Александр Агеев в том самом скверике на Красных Воротах, где началась история нашей уникальной магнитофонной культуры
В конце концов и в школу перестали пускать в пиджаках с обрезанным воротом.
Была и другая проблема: воротники обрезались неумело и неаккуратно, отовсюду торчали нитки – ведь мальчишки делали это собственными руками, из энтузиазма, не имея портновских навыков! Кроме того, надо же было сделать френч, то есть пришить ещё одну пуговицу, чтобы вырез был не очень большим. Это дело оказалось и вовсе малореальным, так как никто из ребят не умел толком даже обметать петлю.
Всё изменилось, когда наши мальчишки познакомились с портным, у которого была мастерская в Грохольском переулке, в полуподвале. Звали его Воробей, потому что после контузии у него одна нога стала короче другой, и он ходил, смешно переваливаясь с боку на бок. Зато он мог любой школьный пиджак привести в соответствие с модой.

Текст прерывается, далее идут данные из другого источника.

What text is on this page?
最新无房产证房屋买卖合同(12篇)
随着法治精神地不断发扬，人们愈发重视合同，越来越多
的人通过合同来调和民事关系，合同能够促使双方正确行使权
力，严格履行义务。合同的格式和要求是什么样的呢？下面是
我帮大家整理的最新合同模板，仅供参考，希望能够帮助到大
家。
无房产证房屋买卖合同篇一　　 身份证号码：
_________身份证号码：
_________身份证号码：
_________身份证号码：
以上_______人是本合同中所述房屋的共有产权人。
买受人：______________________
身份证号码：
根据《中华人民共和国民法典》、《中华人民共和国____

Да что там пиджак! За полтора часа – хоть время засекай! – он мог старые школьные штаны перекроить в самые модные и распрекрасные клёши! Он объяснял, какой материал надо подобрать для клиньев, и, когда ребята привозили требуемую ткань, вершил над штанами чудо.
Постепенно к Воробью начали ходить десятки людей. Его мастерская, до того совершенно зачуханная, расцвела яркими красками народной популярности.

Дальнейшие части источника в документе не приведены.